Saya mengaminkan berkali-kali dan mohon doa pada mbak Nung tersebut agar dimudahkan memiliki rumah sendiri. Pada kenyataannya 10 tahun kemudian kami baru bisa membeli tanah yang kami tempati saat ini.

Di garasi juga untuk perpus dan training perawatan jenazah.

Flashback lebih ke belakang lagi ya.
Tahun 1995, saat itu saya punya 2 anak. Kami mengantar pindahan kakak ipar yang telah berhasil membangun rumah. Rumah kakak ipar ini benar dibangun dengan tangannya sendiri.

Beliau adalah kepala sekolah SD. Suami istri tadinya guru, lalu kakak ipar menjadi KS dan mendapat rumah dinas yang sangat kecil. Setiap libur sekolah, kakak membuat batu bata. Begitu seterusnya hingga batu bata dianggap cukup dan mereka mulai membangun rumah.

Saat pindahan itu putri sulungnya kelas 6 SD, rumah kakak baru setengah jadi. Calonnya sih rumah lumayan bagus. Tapi belum dilepo, jadi batu batanya masih kelihatan dari luar maupun dari dalam. Lantainya masih plesteran semen, belum dikeramik. Belum diberi eternit juga.

Ibu saya dan ibu mertua mendoakan banyak kebaikan untuk kakak ipar yang berbahagia.
Saya mengamati rumah kakak dan berfikir, kapan ya bisa punya rumah?


Seolah mendengar kata hati saya, Ibu mertua ngendiko:
“Kudoakan besok mbak Ida dan mas Cahyadi bisa punya rumah yang lebih besar, lebih luas lebih bagus...” doa ibu mertua saya.
“Amiinnnn...” kata ibu saya dengan mantap.
“Amiinn...”kataku pula sambil dalam hati bertanya: ‘Kapan? Darimana uangnya...?’

Itulah pikiran sempit keluarga muda yang sedang berjuang dalam himpitan ekonomi. Pikiran buruk yang kemudian kusesali dan aku bertobat atas semua itu.

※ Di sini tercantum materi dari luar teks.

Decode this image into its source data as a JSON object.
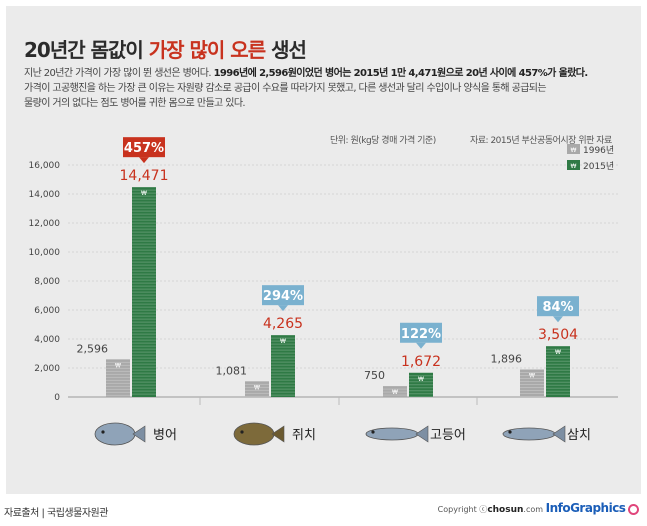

Flashback lagi ke tahun 1993. Tahun ke tiga penikahan kami.
Suatu ketika suamiku bercerita diajak pergi dan ditraktir oleh seorang ustadz. Beliau adalah ustadz sekaligus penulis buku di Jakarta.
“Ustadz itu bercerita bahwa beliau membangun rumah dan membeli mobil dari menulis dan menterjemahkan buku...gimana kok bisa ya...?” kata suamiku.

Kami tak habis pikir. Bagaimana mungkin menulis buku bisa untuk hidup. Saat itu suamiku telah menyelesaikan buku pertamanya. Sebenarnya laku keras, tapi beliau masih memakai nama samaran. Lucunya bahkan malu bertemu penggemar dan kadang memilih untuk tidak mengakui jati dirinya.
Cerita ustadz itu sungguh menginspirasi sehingga suamiku makin rajin menulis dan terus menulis.

Efek domino dari menulis adalah diundang bedah buku, mengisi seminar dan pelatihan hingga ke luar negeri. Dan itulah yang ternyata menjadi gantungan hingga kami bisa membangun rumah. Kalau menjadi dosen dan apoteker cukuplah untuk biaya makan sehari-hari.

garasi juga tempat berkreasi bersama anak-anak tetangga

Kembali ke ceritaku sebelumnya di rumah kontrakan ke 6.
“Aku nggak mau pindah dari sini sebelum punya rumah sendiri...”ancamku dengan serius tapi cantik. Yah... waktu itu masih cantik #halah.

Rumah keenam itu makin lama makin tidak memadai. Hanya punya tiga kamar tidur sementara kami punya dua pembantu, ada ibuku, ada kemenakanku dan anakku 5. Huaa... suamiku dan anak-anak sering tidur di ruang tengah. Mana ia tak dapat pergi ke halaman belakang karena banyak anak kost. Tiap tahun kami menambah satu kamar menggantikan anak kost yang lulus, untuk kami pakai sebagai ruang ngaji, ruang tamu atau kamar pembantu.

Yang paling tidak nyaman sebenarnya suamiku, tidak bisa menikmati halaman belakang. Maka mendengar ancaman cantik tadi beliau semakin semangat untuk mulai mewujudkan rumah impian.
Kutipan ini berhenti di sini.